Characterization of very dense mineral oxide-gel composites for fluidized-bed adsorption of biomolecules.

Abstract

Efficient design of fluidized-bed biomolecule adsorption from crude feed stock requires particles with elevated density, large adsorption capacity and broad chemical stability. Moreover, combinations of small particle diameters with high densities allow for high fluidization velocities while preserving a rapid mass transfer. This approach has been implemented by combining stable porous mineral oxide of high density (2.2, 4.7, 5.7, 9.4 g/ml) with functionalized hydrogels. The cross-linked hydrogel derivative fills the internal porosity of the beads and provides a high equilibrium binding capacity. Various porous mineral oxides (silica, titania, zirconia and hafnia) have been characterized in term of fluidization behavior, surface reactivity and chemical resistance to harsh CIP procedures.
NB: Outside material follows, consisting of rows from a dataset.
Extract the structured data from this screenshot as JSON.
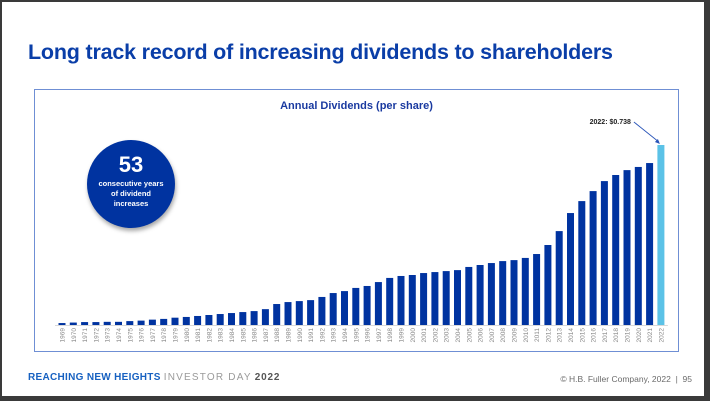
{
  "slide": {
    "title": "Long track record of increasing dividends to shareholders",
    "badge": {
      "number": "53",
      "text_lines": [
        "consecutive years",
        "of dividend",
        "increases"
      ]
    },
    "footer": {
      "brand": "REACHING NEW HEIGHTS",
      "event": "INVESTOR DAY",
      "year": "2022",
      "copyright": "© H.B. Fuller Company, 2022",
      "separator": "|",
      "page_number": "95"
    }
  },
  "colors": {
    "title": "#0a3ea8",
    "bar": "#0033a0",
    "highlight_bar": "#5bc2e7",
    "badge": "#0033a0"
  },
  "chart_data": {
    "type": "bar",
    "title": "Annual Dividends (per share)",
    "xlabel": "",
    "ylabel": "",
    "ylim": [
      0,
      0.738
    ],
    "grid": false,
    "legend": "none",
    "annotation": {
      "text": "2022: $0.738",
      "target": "2022"
    },
    "highlight_category": "2022",
    "categories": [
      "1969",
      "1970",
      "1971",
      "1972",
      "1973",
      "1974",
      "1975",
      "1976",
      "1977",
      "1978",
      "1979",
      "1980",
      "1981",
      "1982",
      "1983",
      "1984",
      "1985",
      "1986",
      "1987",
      "1988",
      "1989",
      "1990",
      "1991",
      "1992",
      "1993",
      "1994",
      "1995",
      "1996",
      "1997",
      "1998",
      "1999",
      "2000",
      "2001",
      "2002",
      "2003",
      "2004",
      "2005",
      "2006",
      "2007",
      "2008",
      "2009",
      "2010",
      "2011",
      "2012",
      "2013",
      "2014",
      "2015",
      "2016",
      "2017",
      "2018",
      "2019",
      "2020",
      "2021",
      "2022"
    ],
    "values": [
      0.008,
      0.01,
      0.012,
      0.012,
      0.013,
      0.013,
      0.016,
      0.018,
      0.022,
      0.025,
      0.03,
      0.033,
      0.037,
      0.041,
      0.045,
      0.049,
      0.053,
      0.057,
      0.065,
      0.086,
      0.094,
      0.098,
      0.102,
      0.115,
      0.131,
      0.139,
      0.152,
      0.16,
      0.176,
      0.193,
      0.201,
      0.205,
      0.213,
      0.217,
      0.221,
      0.225,
      0.238,
      0.246,
      0.254,
      0.262,
      0.266,
      0.275,
      0.291,
      0.328,
      0.385,
      0.459,
      0.508,
      0.549,
      0.59,
      0.615,
      0.635,
      0.648,
      0.664,
      0.738
    ]
  }
}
Porous zirconia particles were also modified into ion-exchangers by suitable surface modification and intraparticle polymerization of functionalized stable derivatives of acrylic monomers. Back-mixings in fluidized bed columns were analyzed by residence time distribution analysis of inert tracers. 328 and 218 mixing plates per meter were found for respectively, bed expansions of 1.7 and 2.9. The dynamic protein adsorption behaviors of zirconia-based polymeric anion-exchange sorbents were obtained in fluidized-bed, using BSA as model protein. A dynamic binding capacity of 62 mg/ml was observed at a fluidizing velocity of 320 cm/h. These investigations substantiate the favorable physical and chemical characteristics anticipated for dense composite beads for use as fluidized bed adsorbents.